Tronte Nielsen, Ulrich's father and grandfather to Mikkel, Martha, and Magnus, is even harder to ignore. He admits to Jana that he was out the night before but seems to lie about where he actually was, and later we see him washing a blood-stained sweater. When Ulrich suggests that Mikkel's disappearance might connect not only to Erik but also to his brother Mads, it feels almost inevitable to view Tronte's behavior and connection to two of the boys as deeply suspicious.

And then there's Jana. She embodies the long shadow of grief that hangs over Winden. Visiting the gravestone of her son Mads, she places a new action figure there, still trying to mother him, even decades later.

Figure on tombstone
Photo: Netflix

It's a heartbreaking moment that underscores the way trauma never really dissipates here; it calcifies. Jana represents the town's lingering wound, her quiet mourning a reminder that Winden has been through this before and is doomed to relive it again. Dark is nothing if not about cycles repeating.

Meanwhile, the Stranger makes his presence felt. He checks into Room 8 at the Winden Hotel with a mysterious briefcase. When he opens it, we glimpse a strange mechanical device. Is it the same one we saw used at the end of Episode 1? The parallel is hard to ignore, especially as we cut to Erik being dragged away by a man in a similar raincoat. The wounds on Erik match those of the boy found in the forest.

Dirty man in hood
Photo: Netflix

The power plant itself remains at the center of suspicion. Jurgen (Erik's father) and Aleksander (the plant director) share a tense exchange in which Aleksander insists something needs to be moved before the police find it. That night, he oversees heavy machinery hauling something away from the plant grounds. Combine that with his earlier refusal to let Ulrich inspect the facility, and Aleksander is looking less like a bureaucrat and more like a gatekeeper of Winden's darkest secrets.
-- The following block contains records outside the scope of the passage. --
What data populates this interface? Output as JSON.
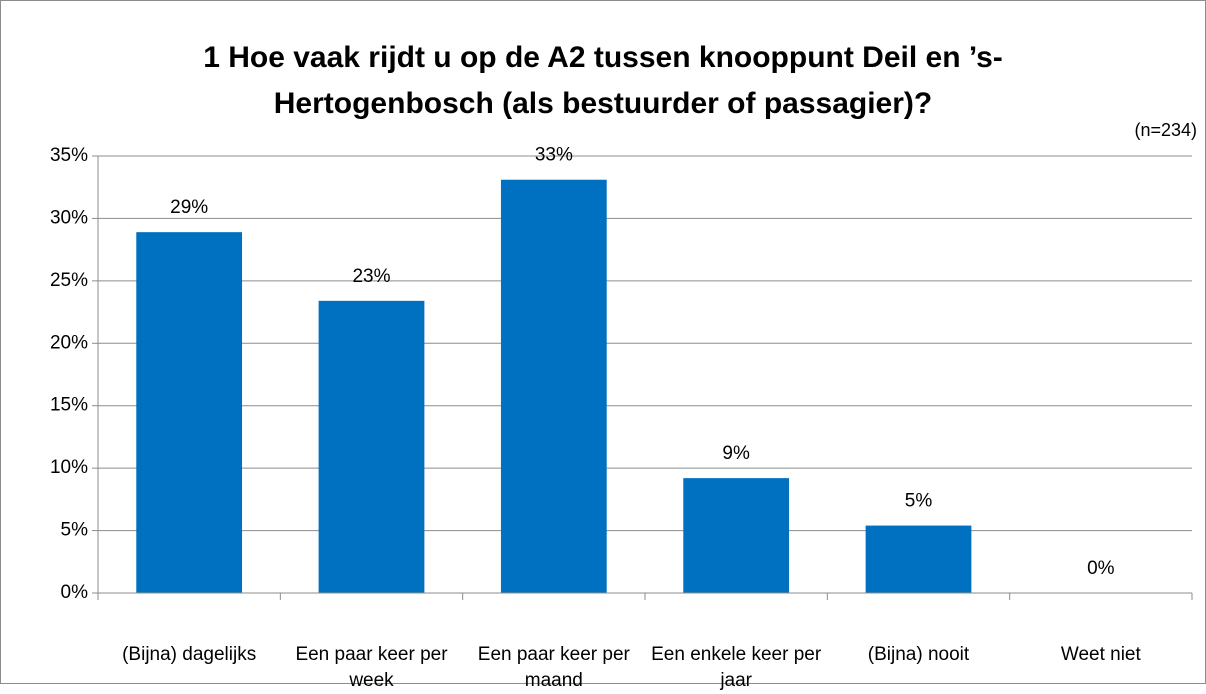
{
  "chart_data": {
    "type": "bar",
    "title": [
      "1 Hoe vaak rijdt u op de A2 tussen knooppunt Deil en ’s-",
      "Hertogenbosch (als bestuurder of passagier)?"
    ],
    "subtitle": "(n=234)",
    "categories": [
      "(Bijna) dagelijks",
      "Een paar keer per week",
      "Een paar keer per maand",
      "Een enkele keer per jaar",
      "(Bijna) nooit",
      "Weet niet"
    ],
    "values": [
      28.9,
      23.4,
      33.1,
      9.2,
      5.4,
      0
    ],
    "value_labels": [
      "29%",
      "23%",
      "33%",
      "9%",
      "5%",
      "0%"
    ],
    "color": "#0070c0",
    "ylim": [
      0,
      35
    ],
    "yticks": [
      {
        "value": 0,
        "label": "0%"
      },
      {
        "value": 5,
        "label": "5%"
      },
      {
        "value": 10,
        "label": "10%"
      },
      {
        "value": 15,
        "label": "15%"
      },
      {
        "value": 20,
        "label": "20%"
      },
      {
        "value": 25,
        "label": "25%"
      },
      {
        "value": 30,
        "label": "30%"
      },
      {
        "value": 35,
        "label": "35%"
      }
    ],
    "grid": true
  }
}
Could he be moving a body?

Jurgen also lands on Ulrich's list of suspects, prompting Ulrich to break into his junkyard. He finds a plastic-wrapped bag in a well, which turns out to be drugs, not a corpse. There's also a jug of old coins, which Jurgen dismisses as coins they find in the junk people leave behind. When Jurgen admits Erik was saving up for a motorbike, the two men share a fleeting moment of connection as grieving fathers. It's one of the few scenes where Ulrich's anger drops and we see his vulnerability.

On the home front, Katharina is also struggling with Mikkel's disappearance. She insists early in the episode that he'll come back, clinging to hope. But later she demands that if Ulrich knows anything about what happened, he tell her the truth. Their embrace is heartfelt but uneasy. There's a sense that secrets are already corroding their marriage. And, of course, Ulrich complicates things further with Hannah. After ignoring her phone call, she shows up at the police station. Despite his own son being missing, Ulrich comforts her. More demerit points for Hannah, who somehow manages to make Mikkel's disappearance about her.

Dark, adulterers kissing
Photo: Netflix

Finally, there's Bartosz. He's discovered Erik's stash in the caves: a bag of drugs and a cellphone. He doesn't have the passcode, but the phone is a dangling thread that we know will matter later. 

But then we get the big reveal! Mikkel stumbles out of the cave, dazed, as though only a night has passed. He heads home, but something feels just slightly off: the atmosphere, the house and the cars in the driveway. When he knocks on the door and insists he lives there, the boy who answers, who we quickly realize is a young Ulrich, denies it. 

Ulrich hops on his motorbike with Katharina waiting for him. Mikkel is left standing in confusion and then he glances down at the newspaper and sees the date: it's 1986.

Ulrich in 1986 looking at Mikkel
Photo: Netflix

This is where Dark stops being just a story about missing kids and fully becomes a time-travel epic. It's a perfect execution of the show's central theme, that time doesn't just move forward, it loops, it folds, it repeats. For Mikkel, the horror isn't in being lost in the caves; it's in being displaced from his own life entirely. For us as viewers, it's the moment we realize the mystery of Winden isn't "who took the children?" but rather "when did they go?"